Brooklyn Museum — Egyptian, Classical, Ancient Near Eastern Art · vessel

Kohl Container

Source of record: Brooklyn Museum — Egyptian, Classical, Ancient Near Eastern Art — catalogued by the holding institution. View the original record →

Description

Object Label: Cosmetic containers are not always of such luxe quality as this example. Carved from a single piece of ivory, it is decorated in a fastidious and elaborate style typical of Nineteenth Dynasty art. On the back is a stylized bouquet of papyrus and lotus blossoms, pomegranates, and four pairs of ducks. On the front, a stylishly dressed woman is surrounded by blossoms. In her right hand she holds a tray of fruit. At her feet is a sacrificial calf. Piercing the container at the top are several holes for cords that held stoppers. Caption: Kohl Container, ca. 1295–1185 B.C.E.. Ivory, pigment, kohl, 5 3/4 x 3 3/8 x 3/4 in. (14.6 x 8.5 x 1.9 cm). Brooklyn Museum, Charles Edwin Wilbour Fund, 49.51. (Photo: Brooklyn Museum)

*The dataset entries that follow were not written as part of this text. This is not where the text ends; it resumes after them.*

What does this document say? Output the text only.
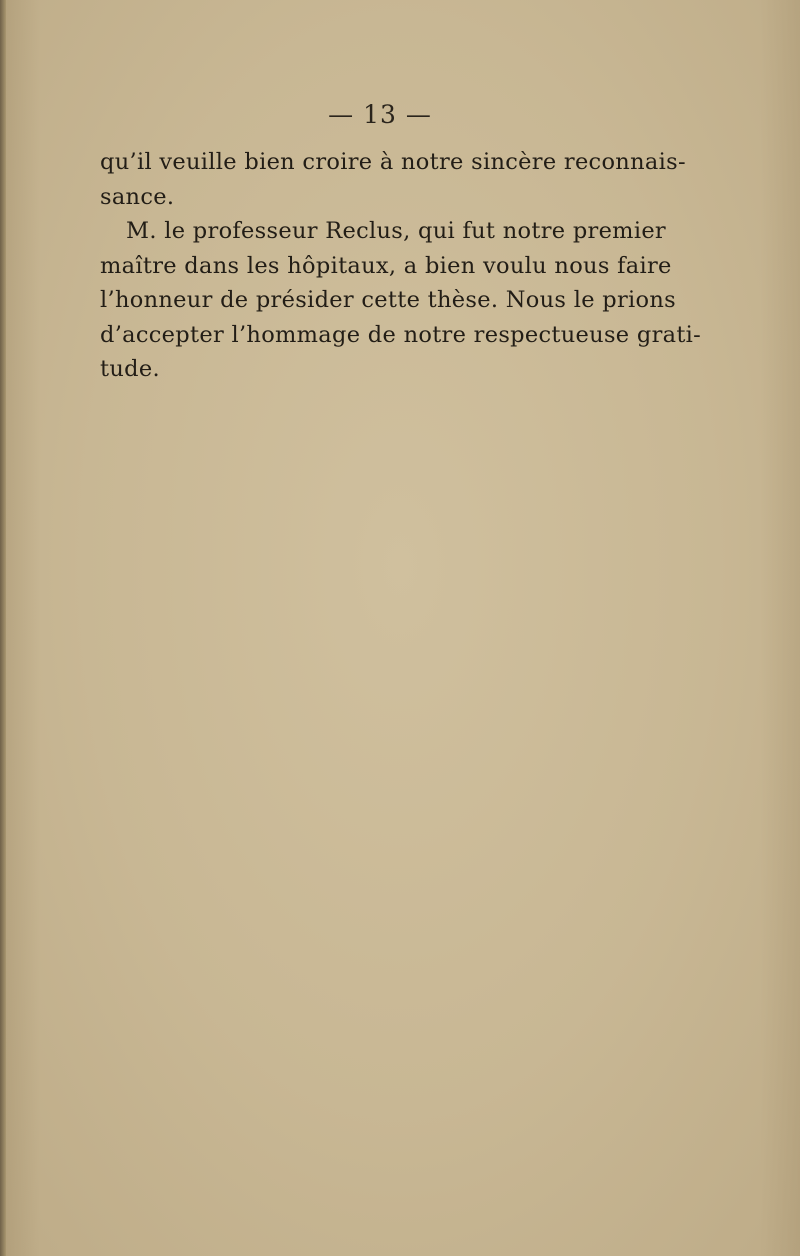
— 13 —
qu’il veuille bien croire à notre sincère reconnais-
sance.
M. le professeur Reclus, qui fut notre premier
maître dans les hôpitaux, a bien voulu nous faire
l’honneur de présider cette thèse. Nous le prions
d’accepter l’hommage de notre respectueuse grati-
tude.
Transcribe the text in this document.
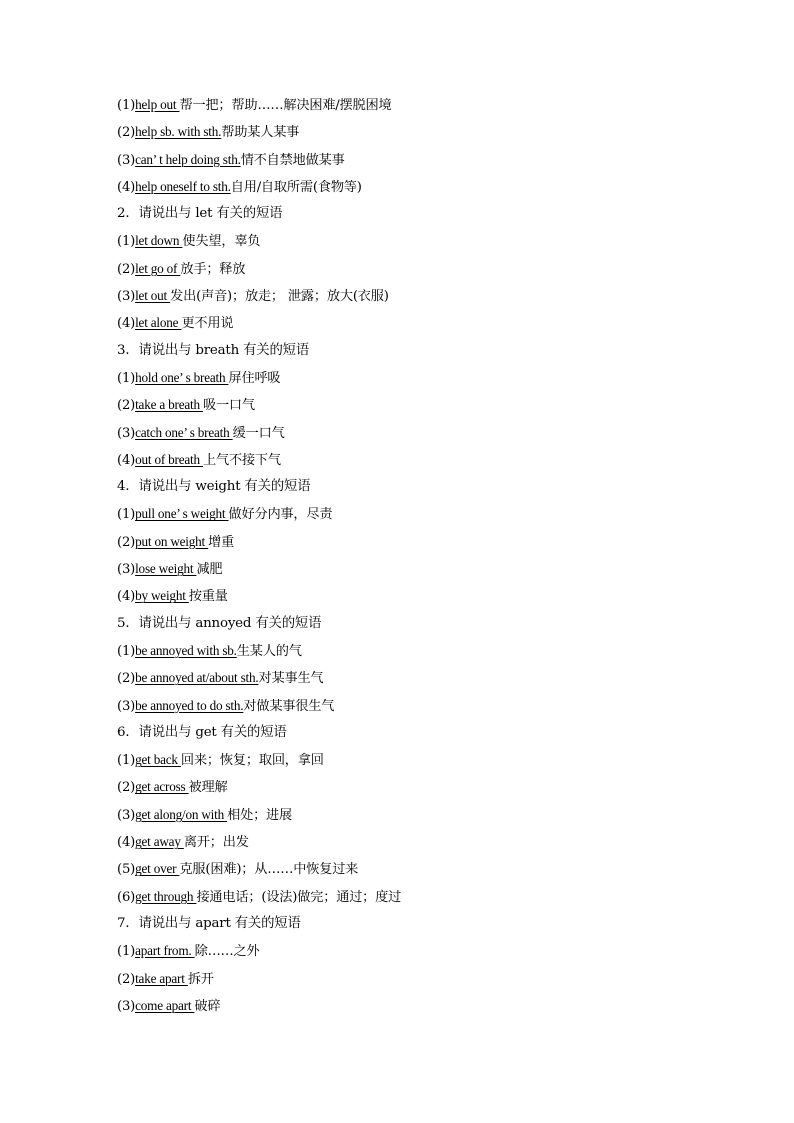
(1)help out 帮一把；帮助……解决困难/摆脱困境
(2)help sb. with sth.帮助某人某事
(3)can’ t help doing sth.情不自禁地做某事
(4)help oneself to sth.自用/自取所需(食物等)
2．请说出与 let 有关的短语
(1)let down 使失望，辜负
(2)let go of 放手；释放
(3)let out 发出(声音)；放走； 泄露；放大(衣服)
(4)let alone 更不用说
3．请说出与 breath 有关的短语
(1)hold one’ s breath 屏住呼吸
(2)take a breath 吸一口气
(3)catch one’ s breath 缓一口气
(4)out of breath 上气不接下气
4．请说出与 weight 有关的短语
(1)pull one’ s weight 做好分内事，尽责
(2)put on weight 增重
(3)lose weight 减肥
(4)by weight 按重量
5．请说出与 annoyed 有关的短语
(1)be annoyed with sb.生某人的气
(2)be annoyed at/about sth.对某事生气
(3)be annoyed to do sth.对做某事很生气
6．请说出与 get 有关的短语
(1)get back 回来；恢复；取回，拿回
(2)get across 被理解
(3)get along/on with 相处；进展
(4)get away 离开；出发
(5)get over 克服(困难)；从……中恢复过来
(6)get through 接通电话；(设法)做完；通过；度过
7．请说出与 apart 有关的短语
(1)apart from. 除……之外
(2)take apart 拆开
(3)come apart 破碎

AI image analysis GPT-4o-2024-08-06

Machine-generated from the object's image on May 2026. Not curatorial; treat deities, names, and signs below as the model's best reading, not authority.

An intricately carved wooden artifact depicting figures possibly related to a ceremonial or court scene.

The artifact is a small wooden box featuring detailed carvings of figures, one seated and another standing, both possibly engaged in a ceremonial or courtly interaction. The figures are adorned in traditional attire, with visible adornments and headdresses indicative of high status. The style of carving is consistent with New Kingdom artwork, characterized by the rounded forms and attention to ornamentation.

royal New Kingdom fragmentary
Materials wood

Connections

Found at Thebes
Materials Wood

Cross-references (2)

  • BKM-Accession 49.51 tier-2
  • BKM-Object 3533 tier-2
About this record's data
  • From the source institution — accession, description, dimensions, and dating are as catalogued by Brooklyn Museum — Egyptian, Classical, Ancient Near Eastern Art.
  • AI-inferred — the image-analysis panel (deities, names, signs) is machine-generated and may be wrong.
  • Approximate location — most map points are plotted at the site centroid, not the exact findspot.
  • Inferred links — cross-references marked with a match method other than explicit-source-field were matched by us, not stated by the source.